How do you use the first and second derivatives to sketch #y = x - ln |x|#?

1 Answer
Jan 12, 2017

#y(x)# is monotone increasing in #(-oo,0)# and #(1,+oo)#, decreasing in #(0,1)#, reaches a local minimum for #x=1# and is concave up in its whole domain.

Explanation:

We can calculate the first derivative separately for #x<0# and #x>0#:

1) For #x<0# we have:

#y=x-ln(-x)#

#(dy)/(dx) = 1-1/x#

2) For #x>0# we have:

#y=x-ln(x)#

#(dy)/(dx) = 1-1/x#

Thus the derivative is the same in the two intervals #(-oo,0)# and #(0,+oo)#. The second derivative is:

#(d^2y)/(dy^2) = d/(dx) (1-1/x)= 1/x^2#

We can therefore see that the function has only a critical point for #x=1# and that

#y'(x) < 0# for #x in (-oo,0) uu (0,1)#
#y'(x) >0# for #x in (1,+oo)#

so this critical point is a local minimum.

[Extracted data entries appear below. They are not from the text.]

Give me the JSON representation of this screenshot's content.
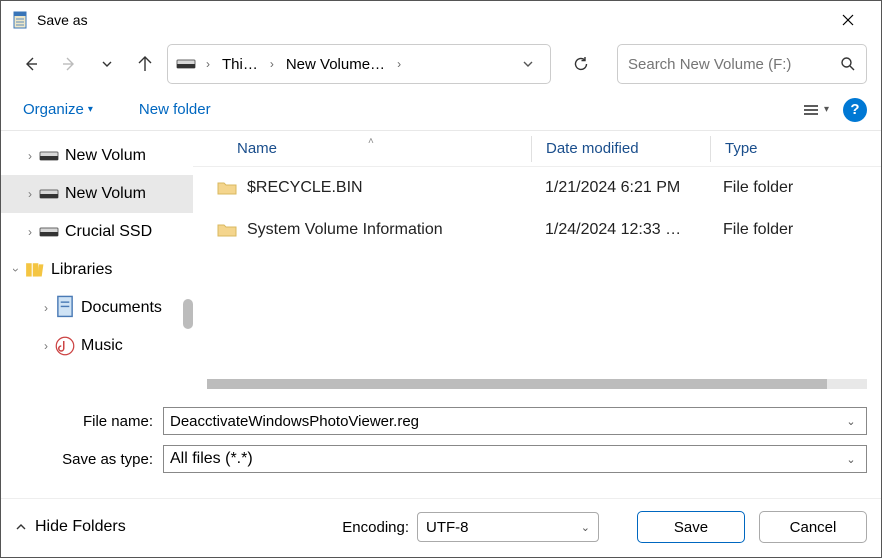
{
  "window": {
    "title": "Save as"
  },
  "breadcrumb": {
    "item1": "Thi…",
    "item2": "New Volume…"
  },
  "search": {
    "placeholder": "Search New Volume (F:)"
  },
  "toolbar": {
    "organize": "Organize",
    "new_folder": "New folder"
  },
  "tree": {
    "items": [
      {
        "label": "New Volum",
        "icon": "drive"
      },
      {
        "label": "New Volum",
        "icon": "drive",
        "selected": true
      },
      {
        "label": "Crucial SSD",
        "icon": "drive"
      },
      {
        "label": "Libraries",
        "icon": "libraries",
        "expanded": true,
        "level": 0
      },
      {
        "label": "Documents",
        "icon": "doc"
      },
      {
        "label": "Music",
        "icon": "music"
      }
    ]
  },
  "columns": {
    "name": "Name",
    "date": "Date modified",
    "type": "Type"
  },
  "files": [
    {
      "name": "$RECYCLE.BIN",
      "date": "1/21/2024 6:21 PM",
      "type": "File folder"
    },
    {
      "name": "System Volume Information",
      "date": "1/24/2024 12:33 …",
      "type": "File folder"
    }
  ],
  "form": {
    "filename_label": "File name:",
    "filename_value": "DeacctivateWindowsPhotoViewer.reg",
    "savetype_label": "Save as type:",
    "savetype_value": "All files  (*.*)"
  },
  "footer": {
    "hide_folders": "Hide Folders",
    "encoding_label": "Encoding:",
    "encoding_value": "UTF-8",
    "save": "Save",
    "cancel": "Cancel"
  }
}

It has no inflection points and is concave up in its domain.

We can also note that:

#lim_(x->-oo) y(x) = -oo#

#lim_(x->+oo) y(x) = +oo#

#lim_(x->0) y(x) = +oo#

So #y(x)# starts from #-oo# strictly increases approaching #+oo# for #x->0^-#, then decraeses starting from #+oo# as #x->0^+#, reaches a minimum for #x=1# and then starts increasing again approaching #+oo# for #x->+oo#.